The idea of moving from the top job with the airy corner office back to the dark factory floor is not very appealing and might go some way to explaining why Enda Kenny did not rush his exit, writes Edel McAllister of RTÉ's Political Staff.

Despite the long goodbyes, Mr Kenny still has a job in Leinster House as a TD for Mayo - a job he has held since he won his late father’s seat in a by-election in 1975.

In 2011, Fine Gael held four out of the five seats in the sprawling constituency of Mayo.

In 2016, the constituency became a four-seater with the party retaining just two seats - that of Mr Kenny and his fellow Mayo stalwart Michael Ring.

A resurgent Fianna Fáil took the other two seats and may even attempt to take a third one the next time around.

Sinn Féin has also been making in-roads in the county, with a solid performance from Rose Conway Walsh who is building her profile as a Senator.

Given the perilous state of the Government, a by-election would be risky.

So how long will Enda Kenny solider on as a humble backbencher?  And when the time comes, will he contest the next general election?

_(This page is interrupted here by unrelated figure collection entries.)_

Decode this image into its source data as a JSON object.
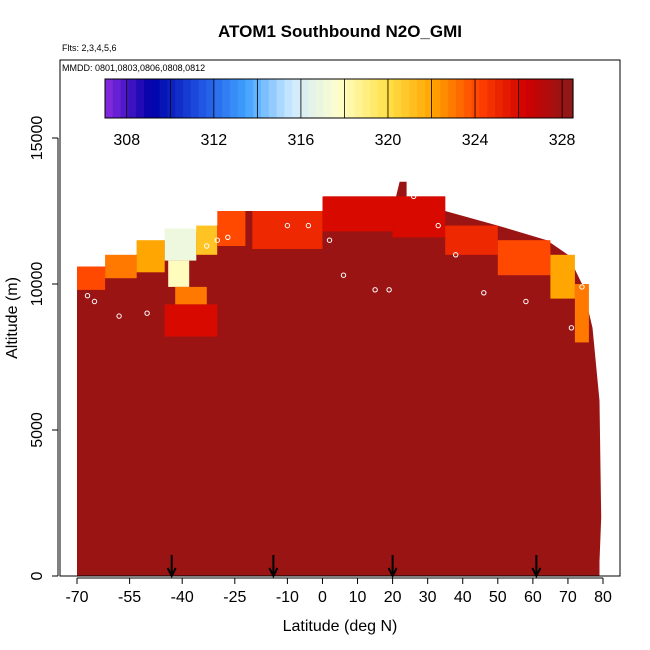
{
  "chart_data": {
    "type": "heatmap",
    "title": "ATOM1 Southbound N2O_GMI",
    "subtitle_flights": "Flts: 2,3,4,5,6",
    "subtitle_dates": "MMDD: 0801,0803,0806,0808,0812",
    "xlabel": "Latitude (deg N)",
    "ylabel": "Altitude (m)",
    "xlim": [
      -70,
      85
    ],
    "ylim": [
      0,
      18000
    ],
    "x_ticks": [
      -70,
      -55,
      -40,
      -25,
      -10,
      0,
      10,
      20,
      30,
      40,
      50,
      60,
      70,
      80
    ],
    "y_ticks": [
      0,
      5000,
      10000,
      15000
    ],
    "colorbar": {
      "min": 307,
      "max": 328.5,
      "ticks": [
        308,
        312,
        316,
        320,
        324,
        328
      ],
      "colors": [
        "#8a2be2",
        "#0000a8",
        "#1d4fe0",
        "#3fa0ff",
        "#cfeaff",
        "#ffffcc",
        "#ffe24a",
        "#ffa500",
        "#ff4000",
        "#d00000",
        "#8b1a1a"
      ]
    },
    "background_value": 328,
    "top_profile": [
      {
        "lat": -70,
        "alt": 10600
      },
      {
        "lat": -62,
        "alt": 10600
      },
      {
        "lat": -53,
        "alt": 11000
      },
      {
        "lat": -45,
        "alt": 11500
      },
      {
        "lat": -40,
        "alt": 11600
      },
      {
        "lat": -30,
        "alt": 12000
      },
      {
        "lat": -22,
        "alt": 12500
      },
      {
        "lat": 0,
        "alt": 12500
      },
      {
        "lat": 0.5,
        "alt": 13000
      },
      {
        "lat": 21,
        "alt": 13000
      },
      {
        "lat": 22,
        "alt": 13500
      },
      {
        "lat": 24,
        "alt": 13500
      },
      {
        "lat": 24,
        "alt": 13000
      },
      {
        "lat": 35,
        "alt": 13000
      },
      {
        "lat": 35,
        "alt": 12500
      },
      {
        "lat": 50,
        "alt": 12000
      },
      {
        "lat": 64,
        "alt": 11500
      },
      {
        "lat": 70,
        "alt": 11000
      },
      {
        "lat": 74,
        "alt": 10000
      },
      {
        "lat": 77,
        "alt": 8500
      },
      {
        "lat": 79,
        "alt": 6000
      },
      {
        "lat": 79.5,
        "alt": 2000
      },
      {
        "lat": 79,
        "alt": 500
      }
    ],
    "patches": [
      {
        "lat0": -70,
        "lat1": -62,
        "alt0": 9800,
        "alt1": 10600,
        "value": 324
      },
      {
        "lat0": -62,
        "lat1": -53,
        "alt0": 10200,
        "alt1": 11000,
        "value": 323
      },
      {
        "lat0": -53,
        "lat1": -45,
        "alt0": 10400,
        "alt1": 11500,
        "value": 322
      },
      {
        "lat0": -45,
        "lat1": -36,
        "alt0": 10800,
        "alt1": 11900,
        "value": 317
      },
      {
        "lat0": -44,
        "lat1": -38,
        "alt0": 9900,
        "alt1": 10800,
        "value": 318
      },
      {
        "lat0": -36,
        "lat1": -30,
        "alt0": 11000,
        "alt1": 12000,
        "value": 321
      },
      {
        "lat0": -30,
        "lat1": -22,
        "alt0": 11300,
        "alt1": 12500,
        "value": 324
      },
      {
        "lat0": -42,
        "lat1": -33,
        "alt0": 9300,
        "alt1": 9900,
        "value": 323
      },
      {
        "lat0": -45,
        "lat1": -30,
        "alt0": 8200,
        "alt1": 9300,
        "value": 326
      },
      {
        "lat0": -20,
        "lat1": 0,
        "alt0": 11200,
        "alt1": 12500,
        "value": 325
      },
      {
        "lat0": 0,
        "lat1": 20,
        "alt0": 11800,
        "alt1": 13000,
        "value": 326
      },
      {
        "lat0": 20,
        "lat1": 35,
        "alt0": 11600,
        "alt1": 13000,
        "value": 326
      },
      {
        "lat0": 35,
        "lat1": 50,
        "alt0": 11000,
        "alt1": 12000,
        "value": 325
      },
      {
        "lat0": 50,
        "lat1": 65,
        "alt0": 10300,
        "alt1": 11500,
        "value": 324
      },
      {
        "lat0": 65,
        "lat1": 72,
        "alt0": 9500,
        "alt1": 11000,
        "value": 322
      },
      {
        "lat0": 72,
        "lat1": 76,
        "alt0": 8000,
        "alt1": 10000,
        "value": 323
      }
    ],
    "arrows_lat": [
      -43,
      -14,
      20,
      61
    ],
    "flight_tracks": [
      {
        "lat": -67,
        "alt": 9600
      },
      {
        "lat": -65,
        "alt": 9400
      },
      {
        "lat": -58,
        "alt": 8900
      },
      {
        "lat": -50,
        "alt": 9000
      },
      {
        "lat": -33,
        "alt": 11300
      },
      {
        "lat": -30,
        "alt": 11500
      },
      {
        "lat": -27,
        "alt": 11600
      },
      {
        "lat": -10,
        "alt": 12000
      },
      {
        "lat": -4,
        "alt": 12000
      },
      {
        "lat": 2,
        "alt": 11500
      },
      {
        "lat": 6,
        "alt": 10300
      },
      {
        "lat": 15,
        "alt": 9800
      },
      {
        "lat": 19,
        "alt": 9800
      },
      {
        "lat": 26,
        "alt": 13000
      },
      {
        "lat": 33,
        "alt": 12000
      },
      {
        "lat": 38,
        "alt": 11000
      },
      {
        "lat": 46,
        "alt": 9700
      },
      {
        "lat": 58,
        "alt": 9400
      },
      {
        "lat": 71,
        "alt": 8500
      },
      {
        "lat": 74,
        "alt": 9900
      }
    ]
  }
}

In keeping with his habit of keeping everyone guessing, he is reported to have told his constituency organisation late last year that he would run again.

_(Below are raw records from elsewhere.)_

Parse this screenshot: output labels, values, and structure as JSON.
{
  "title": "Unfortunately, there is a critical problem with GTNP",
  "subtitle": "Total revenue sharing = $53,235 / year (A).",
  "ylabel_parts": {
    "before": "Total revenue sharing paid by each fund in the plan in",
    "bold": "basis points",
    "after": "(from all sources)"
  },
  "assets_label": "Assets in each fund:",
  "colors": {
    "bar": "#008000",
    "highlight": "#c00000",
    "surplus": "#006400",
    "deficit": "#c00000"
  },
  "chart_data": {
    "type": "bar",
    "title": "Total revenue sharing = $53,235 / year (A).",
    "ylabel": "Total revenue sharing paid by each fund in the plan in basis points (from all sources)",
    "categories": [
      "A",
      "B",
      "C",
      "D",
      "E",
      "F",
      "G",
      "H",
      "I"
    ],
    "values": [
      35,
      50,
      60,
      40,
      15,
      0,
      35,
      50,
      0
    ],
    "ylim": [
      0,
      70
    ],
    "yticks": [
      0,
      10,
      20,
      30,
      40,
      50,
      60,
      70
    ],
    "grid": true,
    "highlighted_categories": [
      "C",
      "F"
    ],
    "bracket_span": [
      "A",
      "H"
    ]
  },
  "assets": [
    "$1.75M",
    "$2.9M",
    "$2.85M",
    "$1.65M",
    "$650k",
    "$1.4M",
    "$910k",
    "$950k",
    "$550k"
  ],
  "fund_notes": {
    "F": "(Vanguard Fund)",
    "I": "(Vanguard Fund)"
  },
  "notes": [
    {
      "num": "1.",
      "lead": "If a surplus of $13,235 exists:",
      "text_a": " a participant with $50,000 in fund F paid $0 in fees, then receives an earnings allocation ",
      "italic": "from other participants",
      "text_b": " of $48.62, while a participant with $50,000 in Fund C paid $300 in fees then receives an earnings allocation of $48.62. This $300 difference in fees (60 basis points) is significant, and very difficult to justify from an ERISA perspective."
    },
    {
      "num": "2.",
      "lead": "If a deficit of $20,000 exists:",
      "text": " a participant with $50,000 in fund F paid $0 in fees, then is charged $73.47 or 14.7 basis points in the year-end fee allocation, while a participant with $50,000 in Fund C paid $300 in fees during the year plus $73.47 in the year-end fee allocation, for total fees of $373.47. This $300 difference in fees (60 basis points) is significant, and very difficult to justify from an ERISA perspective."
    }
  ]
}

However, Editor of the Mayo News Michael Duffy now believes it is more likely that his daughter Aoibhinn will contest the seat when the time comes.

"Her college career indicates an interest in politics", Mr Duffy said, pointing out that at 26, the law graduate is already older than when her father began in politics at the tender age of 24.

In the meantime, there has been speculation that Mr Kenny may play a role in the forthcoming Brexit negotiations, which might provide some relief from the daily grind of Leinster House.

Mr Duffy believes the next phase of Mr Kenny’s future is more than likely in Europe, given his connections.